Verified full throttle travel at pump? Someone or something pushing the throttle pedal in cab to floor and you watching at the injection pump for full throttle travel? Wouldn't he have a runaway if he has his full fuel screw bottomed out?
 
"... ... . BTW, exactly how much heat do you want????..... ">>>Scott your a baaaaddd boy... ;):D



Tom, keep tweaking, you're going to get what you want from it... like I said, some pumps need encouragement is all... . do the pin thing... but for starters, get the fueling response from the pump before you put in other parts... just my thoughts here but I figure there is a bit more performance you can achieve if you follow the suggestions from the guys...

Also take some time to just lean and stare at the pump top, linkage, assembly etc...

When you look close it will start to come into focus on the interrelationships of the parts... throttle rod/adjustable ends, the throttle "cam" has a 90* "pin" that comes up against the inside of the throttle bracket.
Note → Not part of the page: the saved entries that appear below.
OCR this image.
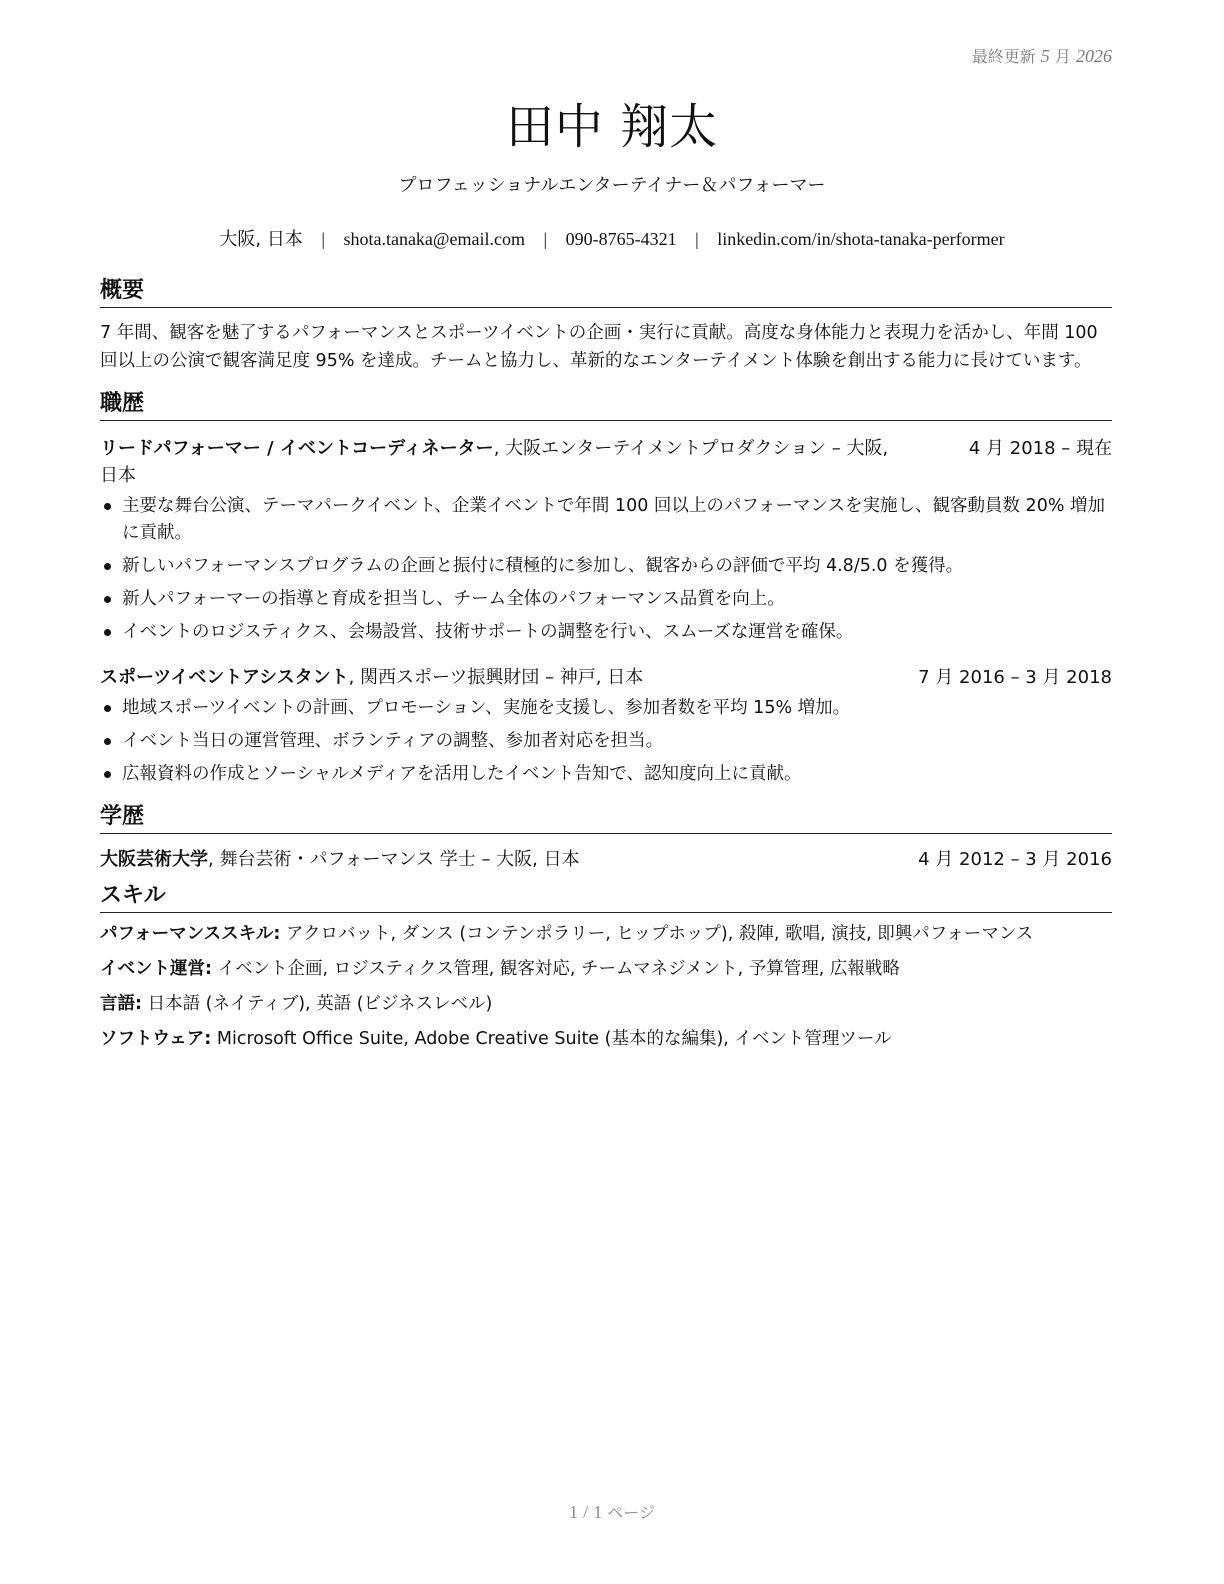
最終更新 5 月 2026
田中 翔太
プロフェッショナルエンターテイナー＆パフォーマー
大阪, 日本 | shota.tanaka@email.com | 090-8765-4321 | linkedin.com/in/shota-tanaka-performer
概要
7 年間、観客を魅了するパフォーマンスとスポーツイベントの企画・実行に貢献。高度な身体能力と表現力を活かし、年間 100 回以上の公演で観客満足度 95% を達成。チームと協力し、革新的なエンターテイメント体験を創出する能力に長けています。
職歴
リードパフォーマー / イベントコーディネーター, 大阪エンターテイメントプロダクション – 大阪, 日本
4 月 2018 – 現在
主要な舞台公演、テーマパークイベント、企業イベントで年間 100 回以上のパフォーマンスを実施し、観客動員数 20% 増加に貢献。
新しいパフォーマンスプログラムの企画と振付に積極的に参加し、観客からの評価で平均 4.8/5.0 を獲得。
新人パフォーマーの指導と育成を担当し、チーム全体のパフォーマンス品質を向上。
イベントのロジスティクス、会場設営、技術サポートの調整を行い、スムーズな運営を確保。
スポーツイベントアシスタント, 関西スポーツ振興財団 – 神戸, 日本	7 月 2016 – 3 月 2018
地域スポーツイベントの計画、プロモーション、実施を支援し、参加者数を平均 15% 増加。
イベント当日の運営管理、ボランティアの調整、参加者対応を担当。
広報資料の作成とソーシャルメディアを活用したイベント告知で、認知度向上に貢献。
学歴
大阪芸術大学, 舞台芸術・パフォーマンス 学士 – 大阪, 日本	4 月 2012 – 3 月 2016
スキル
パフォーマンススキル: アクロバット, ダンス (コンテンポラリー, ヒップホップ), 殺陣, 歌唱, 演技, 即興パフォーマンス
イベント運営: イベント企画, ロジスティクス管理, 観客対応, チームマネジメント, 予算管理, 広報戦略
言語: 日本語 (ネイティブ), 英語 (ビジネスレベル)
ソフトウェア: Microsoft Office Suite, Adobe Creative Suite (基本的な編集), イベント管理ツール
1 / 1 ページ
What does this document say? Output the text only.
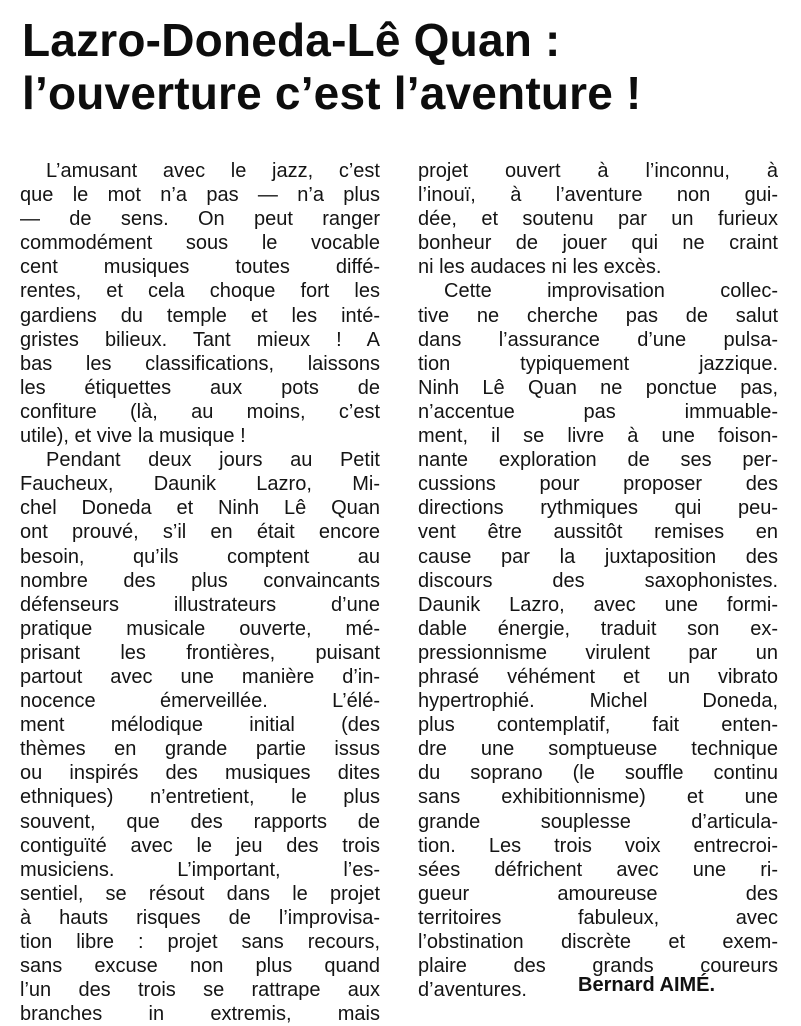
Lazro-Doneda-Lê Quan :
l’ouverture c’est l’aventure !

L’amusant avec le jazz, c’est
que le mot n’a pas — n’a plus
— de sens. On peut ranger
commodément sous le vocable
cent musiques toutes diffé-
rentes, et cela choque fort les
gardiens du temple et les inté-
gristes bilieux. Tant mieux ! A
bas les classifications, laissons
les étiquettes aux pots de
confiture (là, au moins, c’est
utile), et vive la musique !

Pendant deux jours au Petit
Faucheux, Daunik Lazro, Mi-
chel Doneda et Ninh Lê Quan
ont prouvé, s’il en était encore
besoin, qu’ils comptent au
nombre des plus convaincants
défenseurs illustrateurs d’une
pratique musicale ouverte, mé-
prisant les frontières, puisant
partout avec une manière d’in-
nocence émerveillée. L’élé-
ment mélodique initial (des
thèmes en grande partie issus
ou inspirés des musiques dites
ethniques) n’entretient, le plus
souvent, que des rapports de
contiguïté avec le jeu des trois
musiciens. L’important, l’es-
sentiel, se résout dans le projet
à hauts risques de l’improvisa-
tion libre : projet sans recours,
sans excuse non plus quand
l’un des trois se rattrape aux
branches in extremis, mais

projet ouvert à l’inconnu, à
l’inouï, à l’aventure non gui-
dée, et soutenu par un furieux
bonheur de jouer qui ne craint
ni les audaces ni les excès.

Cette improvisation collec-
tive ne cherche pas de salut
dans l’assurance d’une pulsa-
tion typiquement jazzique.
Ninh Lê Quan ne ponctue pas,
n’accentue pas immuable-
ment, il se livre à une foison-
nante exploration de ses per-
cussions pour proposer des
directions rythmiques qui peu-
vent être aussitôt remises en
cause par la juxtaposition des
discours des saxophonistes.
Daunik Lazro, avec une formi-
dable énergie, traduit son ex-
pressionnisme virulent par un
phrasé véhément et un vibrato
hypertrophié. Michel Doneda,
plus contemplatif, fait enten-
dre une somptueuse technique
du soprano (le souffle continu
sans exhibitionnisme) et une
grande souplesse d’articula-
tion. Les trois voix entrecroi-
sées défrichent avec une ri-
gueur amoureuse des
territoires fabuleux, avec
l’obstination discrète et exem-
plaire des grands coureurs
d’aventures.	Bernard AIMÉ.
You need to look kinda under/behind the "cam" to see how the little tab contact the bracket and limits travel.



Remove your AFC housing and look to see if you AFC cone has a "witness mark" on it and if it shows there is travel from the bottom of the cone to the very top were the "throat" is.

If not you're not getting full travel there.....
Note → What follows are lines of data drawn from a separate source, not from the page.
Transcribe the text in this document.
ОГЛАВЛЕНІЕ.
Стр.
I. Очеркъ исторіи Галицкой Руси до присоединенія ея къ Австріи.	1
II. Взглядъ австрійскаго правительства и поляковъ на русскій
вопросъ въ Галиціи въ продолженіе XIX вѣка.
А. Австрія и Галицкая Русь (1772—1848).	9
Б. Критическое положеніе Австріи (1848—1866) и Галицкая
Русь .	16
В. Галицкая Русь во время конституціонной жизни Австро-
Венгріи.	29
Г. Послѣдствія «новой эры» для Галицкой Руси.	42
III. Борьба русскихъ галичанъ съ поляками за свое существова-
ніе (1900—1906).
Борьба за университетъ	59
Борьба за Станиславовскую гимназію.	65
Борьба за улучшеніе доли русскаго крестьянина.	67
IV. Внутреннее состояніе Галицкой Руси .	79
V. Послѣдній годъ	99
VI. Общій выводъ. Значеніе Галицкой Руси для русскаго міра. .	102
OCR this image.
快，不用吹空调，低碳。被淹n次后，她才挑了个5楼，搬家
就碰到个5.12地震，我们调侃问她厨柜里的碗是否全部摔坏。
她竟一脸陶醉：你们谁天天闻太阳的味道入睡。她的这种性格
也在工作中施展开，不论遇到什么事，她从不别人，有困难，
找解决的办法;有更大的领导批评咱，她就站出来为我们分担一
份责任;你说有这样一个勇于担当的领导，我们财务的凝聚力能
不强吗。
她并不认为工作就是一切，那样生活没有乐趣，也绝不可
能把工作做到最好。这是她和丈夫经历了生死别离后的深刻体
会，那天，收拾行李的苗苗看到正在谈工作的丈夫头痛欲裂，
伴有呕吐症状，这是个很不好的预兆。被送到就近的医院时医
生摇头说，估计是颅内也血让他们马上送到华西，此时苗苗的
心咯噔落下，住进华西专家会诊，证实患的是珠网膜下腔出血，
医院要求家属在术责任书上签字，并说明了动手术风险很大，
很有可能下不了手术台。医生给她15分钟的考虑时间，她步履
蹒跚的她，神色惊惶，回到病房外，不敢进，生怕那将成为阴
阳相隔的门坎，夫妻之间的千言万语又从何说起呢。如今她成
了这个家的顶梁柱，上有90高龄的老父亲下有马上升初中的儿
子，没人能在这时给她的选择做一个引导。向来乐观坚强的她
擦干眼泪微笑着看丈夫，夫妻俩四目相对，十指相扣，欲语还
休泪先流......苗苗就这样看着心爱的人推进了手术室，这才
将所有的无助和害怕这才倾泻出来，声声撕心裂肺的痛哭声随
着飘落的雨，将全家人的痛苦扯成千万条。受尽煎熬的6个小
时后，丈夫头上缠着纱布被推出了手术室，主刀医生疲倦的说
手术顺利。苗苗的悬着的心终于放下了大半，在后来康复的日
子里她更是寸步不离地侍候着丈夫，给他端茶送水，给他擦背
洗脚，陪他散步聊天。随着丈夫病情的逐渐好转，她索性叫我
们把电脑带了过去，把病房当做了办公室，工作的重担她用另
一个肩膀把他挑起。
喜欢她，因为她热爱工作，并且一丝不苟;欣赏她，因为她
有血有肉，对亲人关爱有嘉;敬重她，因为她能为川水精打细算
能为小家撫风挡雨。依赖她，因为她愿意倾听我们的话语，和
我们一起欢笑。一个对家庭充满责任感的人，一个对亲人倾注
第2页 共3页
Another thing to consider is the fuel screw... often, once the collar is removed or backed away the threads of the screw are a bit pooched... this will cause the screw to feel like it is bottoming out... . back out the screw and look at it closely... does it look like that could be happening????

If so, turn it in until you start to feel resistance and then go 1/8 turn... the idea is to go slow here just in case you're actually up against the travel limitations/runaway point.

If you do this, start the engine and let it idle a few seconds, then slowly operate the throttle and raise the RPM... watch as you approach 1500 - 1600 RPM as a "first caution point"... if you hold that throttle position and the engine idle stays steady then slowly continue up to 2000 - 2200 RPM and hesitate a few seconds... if it continues to climb upward then you are close to possible runaway.

I say "possible" because I have found that the governor will eventually grab hold and pull it back... . unless you've really "massaged" some internals...



Give that a try for starters... :D:D:D



pb... .
 
Thanks for all your help. I forgot the golden rule I try to teach all my trainees K. I. S. S. (Keep It Simple Stupid).



GL, after looking at the linkage, I took that completely out of play and figured out I was missing a litle travel on the idle side and almost 3/8" at WOT. The idle end was caused by the linkage not being adj. right, and the travel at WOT or lack there of was caused when I had put some extra carpet in to preserve the original :rolleyes: . After some creative filing and bending I was able to get full travel. I made one run on the way to work, wow what a difference. Before I had to back out for traffic I hit 95mph, 1100* egt, 30 psi boost, at 3000rpm Oo. . Oh, and I do need to get rid of those plastic ball joints. you wouldn't still happen to the part number for the good ones?



PB, I didn't get much of chance to look at the piece you were talking about 'cause it started raining. Once it stops then I can play a little more :D .



Thanks again



Tom



P. S. I don't always drive like a maniac, but I do like to play with ricers and mustangs once in awhile :-laf .
 
You gotta play with the ricer's and 'stangs time to time. Teach them a lesson. Another favorite is the high-schoolers with the chevy half tons and hot-rod 350 cid.



Bill, the fuel screw in all the way doesn't always result in a run-a-way. I know what your thinking... ... ... ... ... ... better bring that pump back to me for more R&D as opposed to turning the screw. I'd rather work the inside of the pump as opposed to simply turing a screw.



There is a young fellow that lives in town, drives an 89 D250 that told me his pump was maxed out 'cause he dun turned his fuel crew in "all the way". Right, OK then.....



Tom,

Double check to see that the fuel control lever is passing overtop the fuel supply line that enters @ the front of the pump, next to the fuel control lever.



Given all the info, and assuming that you apply it, you'll have a pretty nice running rig. It just takes some time.